Without that change, Ford, then the leader of the Republicans in the House of Representatives, would never have become President. In October 1973, Vice-President Spiro Agnew resigned in disgrace when it was discovered that he had taken bribes while Governor of Maryland. Richard Nixon sought a replacement who would not split his own Republicans and yet was acceptable to the Democrats who controlled Congress. Ford was not an “accident”; he was the most plausible figure who fulfilled these political requirements. Less than a year later Nixon himself was history and Ford was elevated to the presidency.

What of his time as President? The standard script observes that his modest demeanour earned him instant and unexpected popularity, which he then wasted by pardoning his predecessor in a manner that smacked of a sordid arrangement between them. His Administration was then assailed by inflation and unemployment at home and the demands of the Cold War overseas, which at one stage looked as if they might overwhelm him.

Ford was challenged for the Republican nomination in 1976 by Ronald Reagan, who nearly unseated him, and left his party convention a whopping 36 percentage points behind Jimmy Carter, yet clawed his way back to an inch of victory. His recovery, the argument goes, was due to his underlying decency. This dignity was summed up by the first sentence in his successor’s inauguration address, which ran: “For myself and for our nation I want to thank my predecessor for all that he has done to heal our land.”

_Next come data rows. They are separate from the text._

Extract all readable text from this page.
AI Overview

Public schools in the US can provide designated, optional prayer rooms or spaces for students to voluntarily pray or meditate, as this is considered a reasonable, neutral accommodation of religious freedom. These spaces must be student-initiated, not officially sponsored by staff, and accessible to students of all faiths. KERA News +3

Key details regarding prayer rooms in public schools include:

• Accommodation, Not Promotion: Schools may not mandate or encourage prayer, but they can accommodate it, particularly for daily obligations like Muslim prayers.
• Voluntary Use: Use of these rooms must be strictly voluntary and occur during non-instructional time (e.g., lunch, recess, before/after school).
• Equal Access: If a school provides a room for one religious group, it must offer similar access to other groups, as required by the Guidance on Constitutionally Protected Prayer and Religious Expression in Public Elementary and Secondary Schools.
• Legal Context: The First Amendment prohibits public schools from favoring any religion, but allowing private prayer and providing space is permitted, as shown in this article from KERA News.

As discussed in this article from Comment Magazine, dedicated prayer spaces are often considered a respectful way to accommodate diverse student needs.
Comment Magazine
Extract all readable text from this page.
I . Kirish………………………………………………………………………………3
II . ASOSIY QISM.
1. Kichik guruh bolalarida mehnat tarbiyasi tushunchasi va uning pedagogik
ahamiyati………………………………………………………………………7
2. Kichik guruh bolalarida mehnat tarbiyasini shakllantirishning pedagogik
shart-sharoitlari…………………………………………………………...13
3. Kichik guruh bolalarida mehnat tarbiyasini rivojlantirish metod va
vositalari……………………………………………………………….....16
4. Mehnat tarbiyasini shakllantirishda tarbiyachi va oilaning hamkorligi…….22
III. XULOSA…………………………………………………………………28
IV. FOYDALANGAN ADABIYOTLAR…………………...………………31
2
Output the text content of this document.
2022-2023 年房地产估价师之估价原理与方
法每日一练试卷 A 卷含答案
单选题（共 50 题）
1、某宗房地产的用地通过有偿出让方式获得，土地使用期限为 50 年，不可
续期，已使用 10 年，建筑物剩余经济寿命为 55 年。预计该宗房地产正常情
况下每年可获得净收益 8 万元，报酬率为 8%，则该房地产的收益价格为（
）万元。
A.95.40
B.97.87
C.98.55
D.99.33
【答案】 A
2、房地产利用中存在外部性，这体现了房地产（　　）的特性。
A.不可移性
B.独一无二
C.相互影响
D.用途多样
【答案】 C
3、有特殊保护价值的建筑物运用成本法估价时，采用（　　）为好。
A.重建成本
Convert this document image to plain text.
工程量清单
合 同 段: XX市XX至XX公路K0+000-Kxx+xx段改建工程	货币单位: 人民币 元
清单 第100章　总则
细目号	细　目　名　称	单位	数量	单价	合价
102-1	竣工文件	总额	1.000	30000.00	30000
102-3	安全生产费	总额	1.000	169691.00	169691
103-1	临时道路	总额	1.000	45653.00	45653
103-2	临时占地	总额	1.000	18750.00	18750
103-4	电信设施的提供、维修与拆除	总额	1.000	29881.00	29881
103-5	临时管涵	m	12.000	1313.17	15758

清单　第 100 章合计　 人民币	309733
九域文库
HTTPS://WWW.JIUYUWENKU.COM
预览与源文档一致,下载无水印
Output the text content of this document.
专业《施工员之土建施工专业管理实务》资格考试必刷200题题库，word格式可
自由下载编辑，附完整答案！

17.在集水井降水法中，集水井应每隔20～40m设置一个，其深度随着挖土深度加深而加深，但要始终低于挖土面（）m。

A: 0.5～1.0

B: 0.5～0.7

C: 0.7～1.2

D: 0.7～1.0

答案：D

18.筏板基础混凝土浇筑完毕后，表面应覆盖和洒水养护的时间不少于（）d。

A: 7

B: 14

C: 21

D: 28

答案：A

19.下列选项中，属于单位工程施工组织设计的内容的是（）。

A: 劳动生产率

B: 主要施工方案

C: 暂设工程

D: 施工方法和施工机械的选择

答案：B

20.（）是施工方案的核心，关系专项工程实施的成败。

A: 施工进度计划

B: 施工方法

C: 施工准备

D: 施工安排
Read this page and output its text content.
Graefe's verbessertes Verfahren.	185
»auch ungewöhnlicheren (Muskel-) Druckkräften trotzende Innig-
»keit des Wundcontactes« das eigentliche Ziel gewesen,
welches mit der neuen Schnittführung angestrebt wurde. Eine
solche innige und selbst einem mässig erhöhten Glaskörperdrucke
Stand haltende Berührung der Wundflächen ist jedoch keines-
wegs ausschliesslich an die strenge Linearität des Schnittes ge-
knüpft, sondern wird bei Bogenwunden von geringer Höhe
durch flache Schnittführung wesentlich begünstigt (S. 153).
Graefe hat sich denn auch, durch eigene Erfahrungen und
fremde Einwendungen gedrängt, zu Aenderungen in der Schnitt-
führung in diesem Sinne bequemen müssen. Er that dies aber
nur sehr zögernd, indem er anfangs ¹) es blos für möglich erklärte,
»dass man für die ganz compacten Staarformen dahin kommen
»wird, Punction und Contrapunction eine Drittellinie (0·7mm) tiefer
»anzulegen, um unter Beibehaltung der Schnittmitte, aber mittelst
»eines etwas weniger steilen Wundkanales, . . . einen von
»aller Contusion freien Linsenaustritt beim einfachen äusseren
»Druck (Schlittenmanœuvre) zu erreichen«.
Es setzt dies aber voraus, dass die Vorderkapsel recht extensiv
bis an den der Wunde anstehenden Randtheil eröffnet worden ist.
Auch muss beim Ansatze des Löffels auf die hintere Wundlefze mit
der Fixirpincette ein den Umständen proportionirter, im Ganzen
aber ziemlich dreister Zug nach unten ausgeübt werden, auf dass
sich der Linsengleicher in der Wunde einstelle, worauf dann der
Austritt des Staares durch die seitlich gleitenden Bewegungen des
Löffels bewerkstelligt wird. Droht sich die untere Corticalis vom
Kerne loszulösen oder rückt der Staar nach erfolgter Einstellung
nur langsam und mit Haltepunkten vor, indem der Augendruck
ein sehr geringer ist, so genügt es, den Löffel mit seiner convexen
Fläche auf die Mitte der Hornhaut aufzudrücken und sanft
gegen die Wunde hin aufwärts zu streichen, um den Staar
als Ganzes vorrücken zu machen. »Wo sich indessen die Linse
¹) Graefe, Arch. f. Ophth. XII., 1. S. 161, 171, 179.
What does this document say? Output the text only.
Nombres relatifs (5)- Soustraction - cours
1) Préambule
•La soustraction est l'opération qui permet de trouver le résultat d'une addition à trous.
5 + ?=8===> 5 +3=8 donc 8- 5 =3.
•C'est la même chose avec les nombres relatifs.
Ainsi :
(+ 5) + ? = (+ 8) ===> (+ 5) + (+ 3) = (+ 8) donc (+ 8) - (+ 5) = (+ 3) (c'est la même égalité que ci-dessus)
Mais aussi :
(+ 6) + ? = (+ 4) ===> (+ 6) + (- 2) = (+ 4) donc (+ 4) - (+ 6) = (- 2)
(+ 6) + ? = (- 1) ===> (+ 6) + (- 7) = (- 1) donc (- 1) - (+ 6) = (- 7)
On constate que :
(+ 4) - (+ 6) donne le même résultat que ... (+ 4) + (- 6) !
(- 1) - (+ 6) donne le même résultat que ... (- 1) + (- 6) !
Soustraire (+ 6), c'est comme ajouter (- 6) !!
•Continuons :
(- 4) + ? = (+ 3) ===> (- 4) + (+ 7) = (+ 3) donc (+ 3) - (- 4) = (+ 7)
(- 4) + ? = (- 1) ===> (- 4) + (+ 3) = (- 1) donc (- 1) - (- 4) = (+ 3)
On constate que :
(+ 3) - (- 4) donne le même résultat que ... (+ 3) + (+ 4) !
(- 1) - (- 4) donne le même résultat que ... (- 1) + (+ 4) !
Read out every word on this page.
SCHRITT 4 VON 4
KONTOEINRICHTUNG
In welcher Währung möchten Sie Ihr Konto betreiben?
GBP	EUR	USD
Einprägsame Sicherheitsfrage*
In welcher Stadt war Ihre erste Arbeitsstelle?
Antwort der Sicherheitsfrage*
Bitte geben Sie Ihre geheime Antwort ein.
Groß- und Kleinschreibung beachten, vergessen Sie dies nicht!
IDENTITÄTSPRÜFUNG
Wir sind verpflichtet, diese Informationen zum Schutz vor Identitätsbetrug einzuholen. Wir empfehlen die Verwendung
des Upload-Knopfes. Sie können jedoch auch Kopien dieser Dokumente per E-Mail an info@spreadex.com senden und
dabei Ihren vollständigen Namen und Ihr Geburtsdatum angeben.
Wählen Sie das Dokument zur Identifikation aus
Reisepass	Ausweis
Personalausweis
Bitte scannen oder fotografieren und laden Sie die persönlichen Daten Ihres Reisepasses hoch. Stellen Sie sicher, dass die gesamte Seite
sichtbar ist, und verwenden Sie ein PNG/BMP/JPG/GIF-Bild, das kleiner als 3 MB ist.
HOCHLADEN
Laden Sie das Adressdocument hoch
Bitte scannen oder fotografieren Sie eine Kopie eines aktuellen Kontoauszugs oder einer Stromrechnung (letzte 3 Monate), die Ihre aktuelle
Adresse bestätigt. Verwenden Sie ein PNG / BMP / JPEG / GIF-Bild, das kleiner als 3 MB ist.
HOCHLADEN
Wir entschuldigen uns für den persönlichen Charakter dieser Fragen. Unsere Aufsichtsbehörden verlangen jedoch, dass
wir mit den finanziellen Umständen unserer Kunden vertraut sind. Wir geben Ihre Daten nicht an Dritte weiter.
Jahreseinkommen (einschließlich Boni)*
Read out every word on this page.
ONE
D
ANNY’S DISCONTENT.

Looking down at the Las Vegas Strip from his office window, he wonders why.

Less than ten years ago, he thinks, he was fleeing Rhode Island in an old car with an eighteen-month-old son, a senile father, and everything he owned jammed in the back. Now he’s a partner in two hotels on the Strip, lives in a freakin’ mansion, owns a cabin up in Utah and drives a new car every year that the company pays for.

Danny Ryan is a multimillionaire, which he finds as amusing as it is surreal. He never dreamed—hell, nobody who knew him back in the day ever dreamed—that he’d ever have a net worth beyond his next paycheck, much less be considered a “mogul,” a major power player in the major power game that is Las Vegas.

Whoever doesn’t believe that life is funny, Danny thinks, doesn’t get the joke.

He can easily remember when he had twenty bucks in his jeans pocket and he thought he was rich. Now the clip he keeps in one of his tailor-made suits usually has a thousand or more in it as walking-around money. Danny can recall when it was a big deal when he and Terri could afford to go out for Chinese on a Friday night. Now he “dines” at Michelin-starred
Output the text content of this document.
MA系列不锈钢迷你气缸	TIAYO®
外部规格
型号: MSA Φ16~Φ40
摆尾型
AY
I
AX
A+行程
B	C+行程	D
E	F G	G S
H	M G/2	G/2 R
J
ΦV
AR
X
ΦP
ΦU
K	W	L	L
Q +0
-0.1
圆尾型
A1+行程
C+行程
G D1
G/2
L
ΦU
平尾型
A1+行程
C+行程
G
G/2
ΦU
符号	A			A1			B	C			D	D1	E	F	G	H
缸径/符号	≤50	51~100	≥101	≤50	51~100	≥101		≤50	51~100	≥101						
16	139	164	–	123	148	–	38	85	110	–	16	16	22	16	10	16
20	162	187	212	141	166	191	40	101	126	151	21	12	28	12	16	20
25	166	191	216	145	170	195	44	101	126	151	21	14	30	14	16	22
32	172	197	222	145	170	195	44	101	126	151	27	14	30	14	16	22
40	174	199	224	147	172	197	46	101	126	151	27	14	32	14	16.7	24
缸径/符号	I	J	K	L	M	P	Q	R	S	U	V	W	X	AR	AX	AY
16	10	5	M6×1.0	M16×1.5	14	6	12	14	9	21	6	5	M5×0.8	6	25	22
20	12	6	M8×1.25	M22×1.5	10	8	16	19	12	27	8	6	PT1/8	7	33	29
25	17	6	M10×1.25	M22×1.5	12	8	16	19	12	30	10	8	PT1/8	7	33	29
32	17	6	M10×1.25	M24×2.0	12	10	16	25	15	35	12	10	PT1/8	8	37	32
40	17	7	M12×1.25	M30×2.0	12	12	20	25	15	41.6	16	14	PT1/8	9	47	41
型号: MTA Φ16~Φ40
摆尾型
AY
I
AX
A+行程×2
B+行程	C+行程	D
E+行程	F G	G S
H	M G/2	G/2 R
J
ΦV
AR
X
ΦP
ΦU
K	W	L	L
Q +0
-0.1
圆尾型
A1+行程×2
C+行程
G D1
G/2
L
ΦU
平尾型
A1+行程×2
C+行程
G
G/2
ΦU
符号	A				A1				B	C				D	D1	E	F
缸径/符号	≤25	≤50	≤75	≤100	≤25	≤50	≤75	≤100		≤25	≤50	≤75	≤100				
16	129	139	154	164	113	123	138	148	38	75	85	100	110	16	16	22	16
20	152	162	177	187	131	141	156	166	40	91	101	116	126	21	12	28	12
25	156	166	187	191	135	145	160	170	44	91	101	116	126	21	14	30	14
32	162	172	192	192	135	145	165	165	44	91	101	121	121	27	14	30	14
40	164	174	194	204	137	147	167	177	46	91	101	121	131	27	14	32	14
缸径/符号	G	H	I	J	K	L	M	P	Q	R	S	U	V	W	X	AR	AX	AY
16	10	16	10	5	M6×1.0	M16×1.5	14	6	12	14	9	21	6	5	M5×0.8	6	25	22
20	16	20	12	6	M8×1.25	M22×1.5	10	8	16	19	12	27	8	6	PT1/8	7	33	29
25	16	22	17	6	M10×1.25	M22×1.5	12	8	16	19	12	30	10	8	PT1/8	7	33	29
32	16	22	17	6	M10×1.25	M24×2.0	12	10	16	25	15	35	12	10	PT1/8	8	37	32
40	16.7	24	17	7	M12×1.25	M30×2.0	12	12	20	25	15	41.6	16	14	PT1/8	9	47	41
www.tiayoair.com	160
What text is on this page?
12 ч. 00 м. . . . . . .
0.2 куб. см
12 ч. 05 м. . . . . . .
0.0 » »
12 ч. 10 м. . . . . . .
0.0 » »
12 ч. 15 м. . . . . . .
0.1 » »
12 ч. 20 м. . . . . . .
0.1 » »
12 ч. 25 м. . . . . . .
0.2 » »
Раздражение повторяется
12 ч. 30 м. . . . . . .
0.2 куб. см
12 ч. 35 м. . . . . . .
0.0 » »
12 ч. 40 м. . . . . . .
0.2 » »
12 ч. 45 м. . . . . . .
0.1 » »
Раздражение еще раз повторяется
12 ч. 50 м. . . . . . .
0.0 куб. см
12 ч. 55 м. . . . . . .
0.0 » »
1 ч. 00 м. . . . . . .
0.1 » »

So far, so moving: but also, so what? After the imperial presidency constructed by Johnson and taken to its catastrophic conclusion by Nixon, whoever followed them could do nothing else but downsize. And after landslide Democratic victories in the 1974 congressional elections had left Republicans an endangered species in Washington, Ford had no choice but to talk tough on the economy yet focus on international affairs. He did this as competently as could be expected in turbulent times yet the notion that he had any option but to be a humble leader is improbable. He had no personal mandate, few partisan supporters to rely on in Capitol Hill and Americans would not have tolerated arrogance.

The true Ford effect was, once again, an unwitting one. By beating Reagan in the battle for his party’s nomination he saved Reagan from himself. It is very doubtful whether Reagan could have stopped Carter in 1976 — Ford as the incumbent President was the only Republican with any chance of winning — and if Reagan had lost against the Democrat peanut farmer that would have been the end of him.

What if, as he nearly did, Ford had defeated Carter? He would have faced a heavily Democratic Congress, a severe economic recession in 1979-80 and an ageing cabal in Moscow intent on sending troops into Afghanistan. He would have been ineligible for re-election in 1980 but, in these conditions, the Republican candidate would surely have been doomed at the polling stations. The odds are that the White House would have been captured by the most prominent Democrat in the land — Edward Kennedy.

The world we live in today might have been very different if that Kennedy, not Reagan, had occupied the Oval Office in the 1980s. He would not have followed policies that led to almost constant economic growth over the past 25 years nor taken on the Kremlin to the point where the Soviet Union imploded.

“What if” is an ultimately unanswerable question in history. Yet it is the real story of the Ford years.